The Colorado Plan has been devised for the employees of the Colorado Fuel and Iron Company, and without reference to the employees, or organizations of employees, in other companies. Some people will maintain that the men’s interests cannot be adequately protected or their rights at all times enforced without the support of their fellows in similar industries.

This may be true where Labor and Capital do not generally recognize that their interests are one. But when men and managers grasp that vital point, as I believe this plan will help them to do, and are really awake to the fact that when either takes an unfair advantage of the other the ultimate interests of both are bound to suffer, they will have an incentive to fair dealing of the most compelling kind.

It is clear that a plan of this kind must not overlook the interests of the stockholders, for no plan which disregards their rights can be permanently successful. The interests of Capital can no more be neglected than those of Labor.

At the same time I feel that a prime consideration in the carrying on of industry should be the well-being of the men and women engaged in it, and that the soundest industrial policy is that which has constantly in mind the welfare of the employees as well as the making of profits, and which, when the necessity arises, subordinates profits to welfare.

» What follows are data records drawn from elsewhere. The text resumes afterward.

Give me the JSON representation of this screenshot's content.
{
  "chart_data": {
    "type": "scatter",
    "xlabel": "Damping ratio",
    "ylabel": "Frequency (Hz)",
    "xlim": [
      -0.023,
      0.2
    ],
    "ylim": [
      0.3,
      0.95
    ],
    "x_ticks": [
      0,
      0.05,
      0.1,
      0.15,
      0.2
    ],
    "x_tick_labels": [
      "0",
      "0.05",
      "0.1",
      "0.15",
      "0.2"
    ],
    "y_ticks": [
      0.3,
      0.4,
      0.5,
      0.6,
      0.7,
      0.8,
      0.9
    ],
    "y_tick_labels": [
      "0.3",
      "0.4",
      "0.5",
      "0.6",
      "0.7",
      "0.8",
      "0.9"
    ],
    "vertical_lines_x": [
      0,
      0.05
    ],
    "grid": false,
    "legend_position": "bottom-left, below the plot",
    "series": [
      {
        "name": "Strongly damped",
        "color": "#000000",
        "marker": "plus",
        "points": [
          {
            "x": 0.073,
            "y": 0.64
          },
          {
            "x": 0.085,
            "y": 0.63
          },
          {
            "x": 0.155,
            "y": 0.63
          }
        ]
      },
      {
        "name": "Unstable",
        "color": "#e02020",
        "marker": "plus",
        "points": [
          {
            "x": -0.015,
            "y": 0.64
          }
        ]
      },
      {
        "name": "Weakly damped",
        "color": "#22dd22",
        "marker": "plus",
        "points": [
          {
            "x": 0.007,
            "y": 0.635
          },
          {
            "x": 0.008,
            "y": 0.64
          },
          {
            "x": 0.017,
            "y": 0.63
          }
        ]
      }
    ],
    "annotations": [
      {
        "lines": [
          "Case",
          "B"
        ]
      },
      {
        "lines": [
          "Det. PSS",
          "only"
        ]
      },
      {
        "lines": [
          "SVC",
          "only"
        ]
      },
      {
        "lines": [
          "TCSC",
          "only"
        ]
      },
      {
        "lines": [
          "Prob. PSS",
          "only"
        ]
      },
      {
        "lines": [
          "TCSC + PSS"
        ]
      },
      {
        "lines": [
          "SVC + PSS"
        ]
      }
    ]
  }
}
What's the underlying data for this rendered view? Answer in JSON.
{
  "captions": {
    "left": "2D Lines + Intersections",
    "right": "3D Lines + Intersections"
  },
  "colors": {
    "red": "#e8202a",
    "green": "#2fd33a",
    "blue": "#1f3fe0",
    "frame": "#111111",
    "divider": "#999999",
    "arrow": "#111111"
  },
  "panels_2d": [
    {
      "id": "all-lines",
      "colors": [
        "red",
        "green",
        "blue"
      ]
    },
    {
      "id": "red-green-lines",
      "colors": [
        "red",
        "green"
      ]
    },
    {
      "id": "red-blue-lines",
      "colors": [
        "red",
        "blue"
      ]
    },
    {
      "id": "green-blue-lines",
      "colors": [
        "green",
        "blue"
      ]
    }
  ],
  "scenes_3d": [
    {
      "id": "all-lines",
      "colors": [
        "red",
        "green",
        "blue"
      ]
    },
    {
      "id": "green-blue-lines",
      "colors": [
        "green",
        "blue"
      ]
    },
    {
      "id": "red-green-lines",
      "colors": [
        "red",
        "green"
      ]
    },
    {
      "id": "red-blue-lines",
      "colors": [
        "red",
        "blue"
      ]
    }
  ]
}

In order to live, the wage-earner must sell his labor from day to day. Unless he can do this, the earnings of that day’s labor are gone forever.

Capital can defer its returns temporarily in the expectation of future profits, but Labor cannot. If, therefore, fair wages and reasonable living conditions cannot otherwise be provided, dividends must be deferred or the industry abandoned.

On the other hand, a business, to be successful, must not only provide for Labor remunerative employment under proper working conditions, but it must also render useful service to the community and earn a fair return on the money invested.

The adoption of any policy toward Labor, however favorable it may seem, which results in the bankruptcy of the corporation and the discontinuance of its work, is as injurious to Labor which is thrown out of employment, as it is to the public, which loses the services of the enterprise, and to the stockholders whose capital is impaired.

This plan is not a panacea; it is necessarily far from perfect, and yet I believe it to be a step in the right direction. Carefully as it has been worked out, experience will undoubtedly develop ways of improving it.

While the plan provides elaborate machinery which of itself ought to make impossible many abuses and introduce much that is constructively helpful, too strong emphasis cannot be put upon the fact that its success or failure will be largely determined by the spirit in which it is carried out.

The problem of the equitable division of the fruits of industry will be always with us. The nature of the problem changes and will continue to change with the development of transportation, of invention, and the organization of commerce.

The ultimate test of the rightness of any particular method of division must be the extent to which it stimulates initiative, encourages the further production of wealth, and promotes the spiritual development of men.

The Colorado Plan is of possible value in that State, and may prove useful elsewhere, because it seeks to serve continually as a means of adjusting the daily difficulties incident to the industrial relationship. It brings men and managers together, it facilitates the study of their common problems, and it should promote an understanding of their mutual interests.

Assuming, as we must, the fundamental fairness of men’s purposes, we have here possibly a medium through which the always changing conditions of industry may be from time to time more closely adapted to the needs, the desires, and the aspirations of men.